The difficulty for using a “conceptually prior” class of possible worlds — more about what is meant by the phrase in scare quotes in a moment — to the purpose of giving an account of the intension of predicate terms (at least one which is epistemically responsible) is more apparent. Say we assume, as Lewis does, that for the purposes of explaining the truth of modal claims, there are possible worlds as he understands them and there is a class of all such worlds. If this account of modality is to be a reductive one, then to avoid circularity in it, we must assume that the worlds exist independently of our conceiving of them, else we would be attempting to reduce the modal to a class that was delimited with the aid of some sort of modal ability (our conceiving of the these worlds — this is why I say that the worlds must be “conceptually prior”). But, if we have a mind-independent class of possible worlds to explain the truth of modal claims, then we’re unable to use this class of worlds to explicate the intension of predicate terms given that we understand those intensions.
Why? Well, say for example, we want to use possible worlds to understand the intension of the predicate ‘is a mountain’. What do we do? Simple: the intension of ‘is a mountain’ is the set of all individuals picked out by ‘is a mountain’ in each possible world, or, rather, the set of mountains in all possible worlds.

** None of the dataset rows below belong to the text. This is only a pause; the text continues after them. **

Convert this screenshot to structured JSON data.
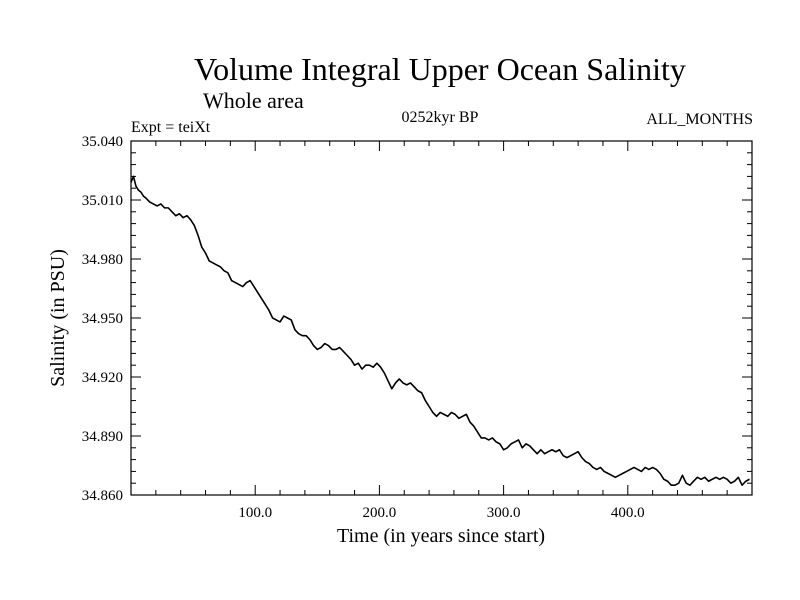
{
  "chart_data": {
    "type": "line",
    "title": "Volume Integral Upper Ocean Salinity",
    "subtitle": "Whole area",
    "left_label": "Expt = teiXt",
    "center_label": "0252kyr BP",
    "right_label": "ALL_MONTHS",
    "xlabel": "Time (in years since start)",
    "ylabel": "Salinity (in PSU)",
    "xlim": [
      0,
      500
    ],
    "ylim": [
      34.86,
      35.04
    ],
    "x_ticks": [
      100,
      200,
      300,
      400
    ],
    "x_tick_labels": [
      "100.0",
      "200.0",
      "300.0",
      "400.0"
    ],
    "y_ticks": [
      34.86,
      34.89,
      34.92,
      34.95,
      34.98,
      35.01,
      35.04
    ],
    "y_tick_labels": [
      "34.860",
      "34.890",
      "34.920",
      "34.950",
      "34.980",
      "35.010",
      "35.040"
    ],
    "grid": false,
    "series": [
      {
        "x": [
          0,
          2,
          4,
          6,
          8,
          10,
          12,
          15,
          18,
          21,
          24,
          27,
          30,
          33,
          36,
          39,
          42,
          45,
          48,
          51,
          54,
          57,
          60,
          63,
          66,
          69,
          72,
          75,
          78,
          81,
          84,
          87,
          90,
          93,
          96,
          99,
          102,
          105,
          108,
          111,
          114,
          117,
          120,
          123,
          126,
          129,
          132,
          135,
          138,
          141,
          144,
          147,
          150,
          153,
          156,
          159,
          162,
          165,
          168,
          171,
          174,
          177,
          180,
          183,
          186,
          189,
          192,
          195,
          198,
          201,
          204,
          207,
          210,
          213,
          216,
          219,
          222,
          225,
          228,
          231,
          234,
          237,
          240,
          243,
          246,
          249,
          252,
          255,
          258,
          261,
          264,
          267,
          270,
          273,
          276,
          279,
          282,
          285,
          288,
          291,
          294,
          297,
          300,
          303,
          306,
          309,
          312,
          315,
          318,
          321,
          324,
          327,
          330,
          333,
          336,
          339,
          342,
          345,
          348,
          351,
          354,
          357,
          360,
          363,
          366,
          369,
          372,
          375,
          378,
          381,
          384,
          387,
          390,
          393,
          396,
          399,
          402,
          405,
          408,
          411,
          414,
          417,
          420,
          423,
          426,
          429,
          432,
          435,
          438,
          441,
          444,
          447,
          450,
          453,
          456,
          459,
          462,
          465,
          468,
          471,
          474,
          477,
          480,
          483,
          486,
          489,
          492,
          495,
          498
        ],
        "y": [
          35.019,
          35.022,
          35.017,
          35.015,
          35.014,
          35.012,
          35.011,
          35.009,
          35.008,
          35.007,
          35.008,
          35.006,
          35.006,
          35.004,
          35.002,
          35.003,
          35.001,
          35.002,
          35.0,
          34.997,
          34.992,
          34.986,
          34.983,
          34.979,
          34.978,
          34.977,
          34.976,
          34.974,
          34.973,
          34.969,
          34.968,
          34.967,
          34.966,
          34.968,
          34.969,
          34.966,
          34.963,
          34.96,
          34.957,
          34.954,
          34.95,
          34.949,
          34.948,
          34.951,
          34.95,
          34.949,
          34.944,
          34.942,
          34.941,
          34.941,
          34.939,
          34.936,
          34.934,
          34.935,
          34.937,
          34.936,
          34.934,
          34.934,
          34.935,
          34.933,
          34.931,
          34.929,
          34.926,
          34.927,
          34.924,
          34.926,
          34.926,
          34.925,
          34.927,
          34.925,
          34.922,
          34.918,
          34.914,
          34.917,
          34.919,
          34.917,
          34.916,
          34.917,
          34.915,
          34.913,
          34.912,
          34.908,
          34.905,
          34.902,
          34.9,
          34.902,
          34.901,
          34.9,
          34.902,
          34.901,
          34.899,
          34.9,
          34.901,
          34.897,
          34.895,
          34.892,
          34.889,
          34.889,
          34.888,
          34.889,
          34.887,
          34.886,
          34.883,
          34.884,
          34.886,
          34.887,
          34.888,
          34.884,
          34.886,
          34.885,
          34.883,
          34.881,
          34.883,
          34.881,
          34.882,
          34.883,
          34.882,
          34.883,
          34.88,
          34.879,
          34.88,
          34.881,
          34.882,
          34.879,
          34.877,
          34.876,
          34.874,
          34.873,
          34.874,
          34.872,
          34.871,
          34.87,
          34.869,
          34.87,
          34.871,
          34.872,
          34.873,
          34.874,
          34.873,
          34.872,
          34.874,
          34.873,
          34.874,
          34.873,
          34.871,
          34.868,
          34.867,
          34.865,
          34.865,
          34.866,
          34.87,
          34.866,
          34.865,
          34.867,
          34.869,
          34.868,
          34.869,
          34.867,
          34.868,
          34.869,
          34.868,
          34.869,
          34.868,
          34.866,
          34.867,
          34.869,
          34.865,
          34.867,
          34.868
        ]
      }
    ]
  }
}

The trouble is that we do, prephilosophically, understand the intension of ‘is a mountain’ and so can use the predicate appropriately in conversations about counterfactual situations, but on the possible world account of the intension of ‘is a mountain’, it remains mysterious how we can have knowledge of the intension of ‘is a mountain’ given that the class of possible world exists mind-independently. Any claim that we have some sort of special access to possible worlds runs counter to the idea that a class of possible worlds serves as the reductive ground for modality (and so counter to the claim that the worlds are “conceptually prior”).

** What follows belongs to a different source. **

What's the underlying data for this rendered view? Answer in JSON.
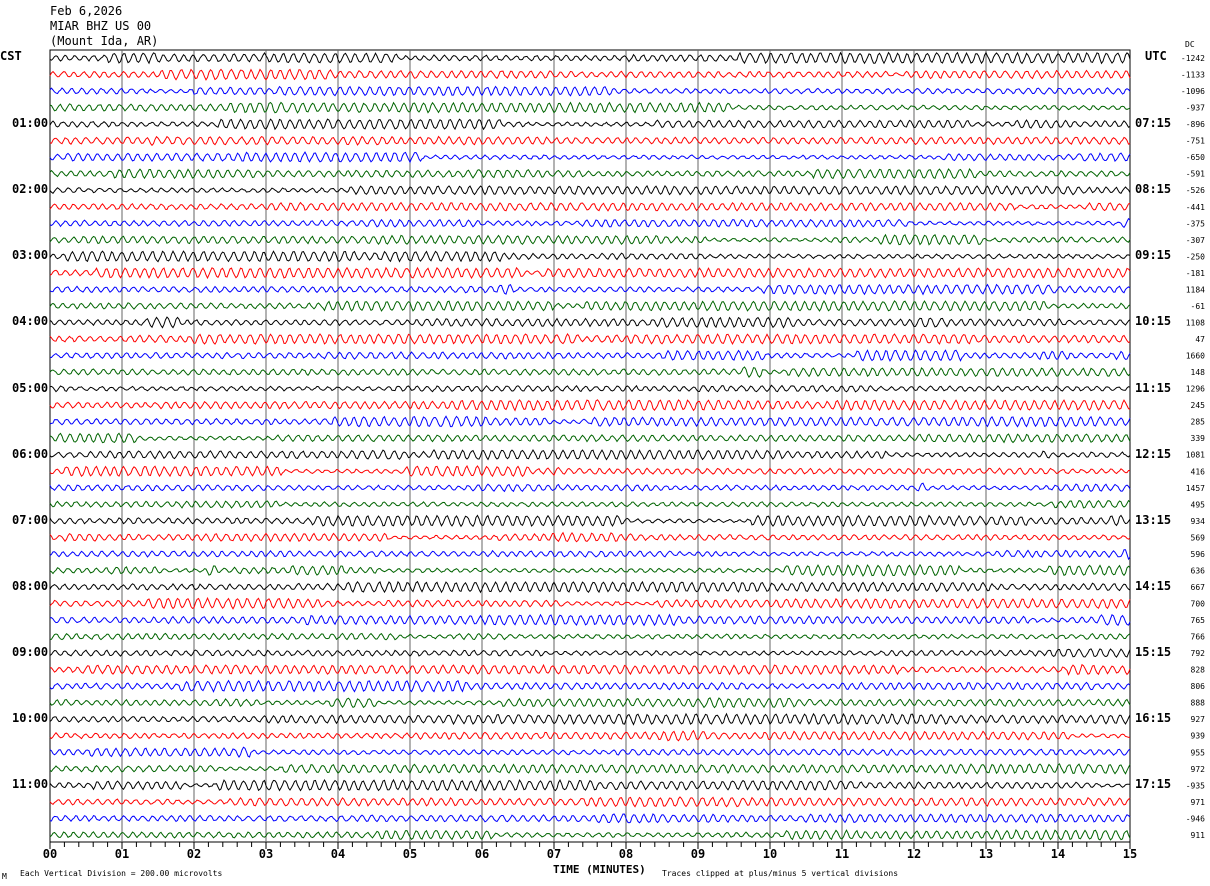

From part II, we’ve seen that Ray’s adaptation of Menzel serves only to place the formal machinery for providing the semantics of a language with modal operator atop notions which are fundamentally modal (meaning notions), and so can’t shed light on more fundamental modal notions. If I’m right about the foregoing in this post, then any method which uses Lewisian possible worlds to account for the intensions of predicate like ‘is a mountain’ by identifying those intensions with the set of all individuals in the extension of ‘is a mountain’ in each possible world can’t also be part of the theory which is reductive account of alethic modality.
One might say that the use of Lewisian possible worlds to explicate modal semantics could be part of a non-reductive account, but this leaves one with the question of why use complete, non-temporally related, physical universes as the basis for explaining something like fundamental modal properties or dispositions. Perhaps objects this “large” are the sort of thing to explain these sorts of properties or dispositions, but I suggest in the final post that we need something different (yet very similar) to explain de dicto modal claims and simultaneously explain intensions of predicate terms.